Guillermo del Toro, the director behind films like Pan’s Labyrinth and The Devil’s Backbone, returns to the horror genre after the spectacle of Pacific Rim for an old fashioned ghost story.

Crimson Peak is one of the most gorgeously appointed films I’ve seen in years. The costumes are incredible and every design element is superbly well realised. That all comes together in the house where most of the action takes place, Allerdale Hall.

The entire three storey house was built at the Pinewood Toronto Studios with full practical lighting, a working lift and a massive central atrium open to the air and the elements. And it really is the star of the show, from its red-lined basement to stifling attic. This house breathes and entraps and bleeds – thanks to the scarlet clay which gives the film its name.

Next to all that gothic gorgeousness you also have the story of a young writer (Mia Wasikowska) and the alluring Sir Thomas Sharpe (Tom Hiddleston). There’s an intricate web of relationships going on, also including Jessica Chastain and Charlie Hunnam, and action in New York and the wilds of Cumbria.

del Toro wants the film to be a mixture of romance and horror and those elements are certainly in place.

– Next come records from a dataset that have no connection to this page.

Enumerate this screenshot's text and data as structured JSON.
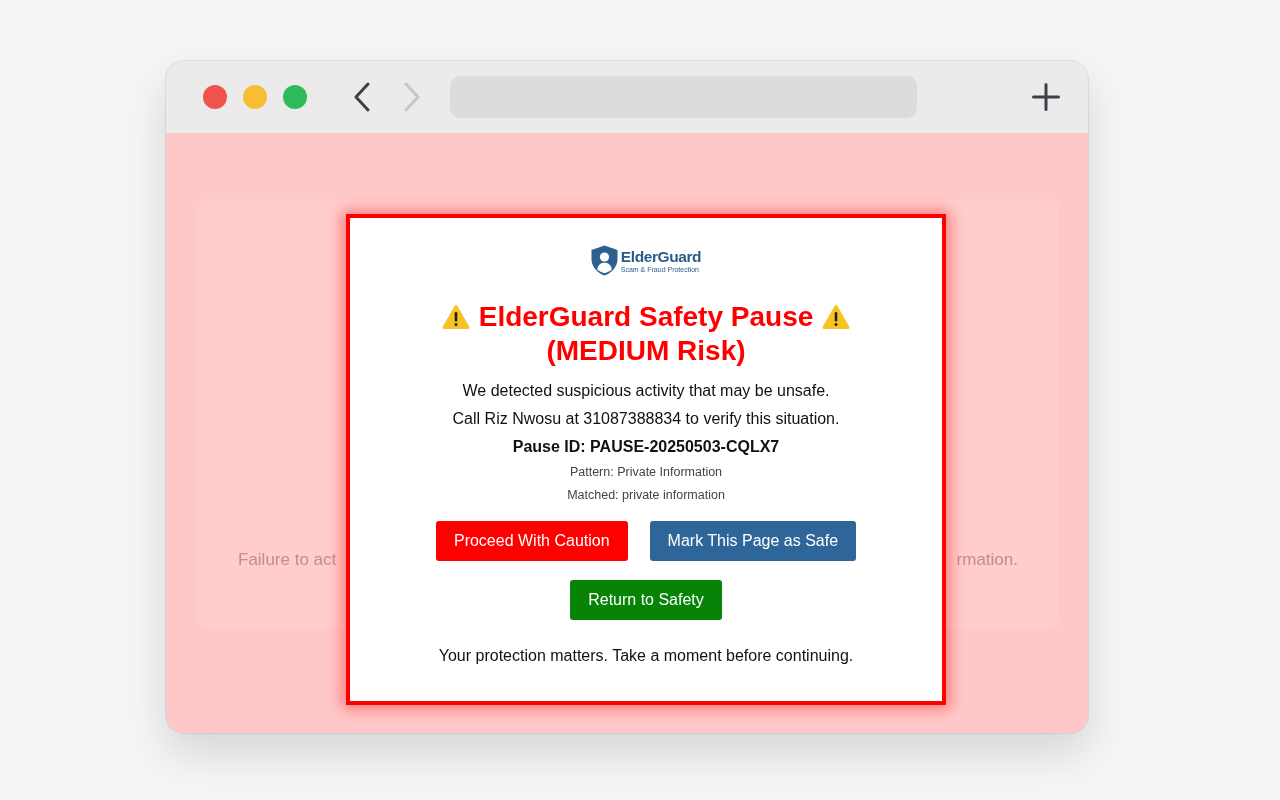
{
  "browser": {
    "back": {
      "disabled": false
    },
    "forward": {
      "disabled": true
    }
  },
  "page": {
    "background_text": [
      "Failure to act",
      "rmation."
    ]
  },
  "dialog": {
    "logo": {
      "name": "ElderGuard",
      "tagline": "Scam & Fraud Protection"
    },
    "title": "ElderGuard Safety Pause",
    "risk": "(MEDIUM Risk)",
    "messages": [
      "We detected suspicious activity that may be unsafe.",
      "Call Riz Nwosu at 31087388834 to verify this situation."
    ],
    "pause_id": "Pause ID: PAUSE-20250503-CQLX7",
    "details": [
      "Pattern: Private Information",
      "Matched: private information"
    ],
    "buttons": [
      {
        "label": "Proceed With Caution",
        "kind": "caution"
      },
      {
        "label": "Mark This Page as Safe",
        "kind": "safe"
      },
      {
        "label": "Return to Safety",
        "kind": "return"
      }
    ],
    "footer": "Your protection matters. Take a moment before continuing."
  }
}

The spectres which haunt Allerdale are terrifically tangible things, calling to mind the monsters he’s conjured up before, especially the Pale Man of Pan’s Labyrinth. And his approach to ghosts remains utterly unique in the way they’re built into the world of the film, rather than just inserted to create scares.

There are some creepy moments certainly, accompanied by several startling bursts of brutal violence which I wasn’t expecting. But the film doesn’t really define itself as a horror, and genre fans will find it lacking in real scares.

Likewise the love story never really finds its feet. It’s clear we’re supposed to be enthralled by a triangle between three of these characters but we never really get to see that passion on screen, and the movie takes so long to get to Allerdale (almost half the film is spent in New York) that there’s little time for anything else to develop.

Crimson Peak is caught between two genres then, and it doesn’t satisfy either. On the one hand there’s a real lack of proper scares and the love story is indifferently developed. A bigger issue is that the film has been promoted as more of a gothic romance and audiences looking for that story could be truly horrified by the instances of lurid violence. I was surprised it earned a 15A rating.

The cast is giving it their all, especially Chastain in an unusually full-throated performance. Emma Stone and Benedict Cumberbatch were originally cast in the roles now inhabited by Wasikowska and Hiddleston and the replacements are infinitely better suited, though I can’t see either pairing producing much chemistry.

Crimson Peak has been brewing in del Toro’s mind for almost 10 years and as a filmmaker who often has his projects cancelled I’m pleased to see him finally release a new feature. But the result doesn’t quite work due to some awkward genre mixing, a fairly slight story and overlong running time. Still, it’s one of the best –looking films of the year and worth a watch, especially if you’re in the mood for a ghost story.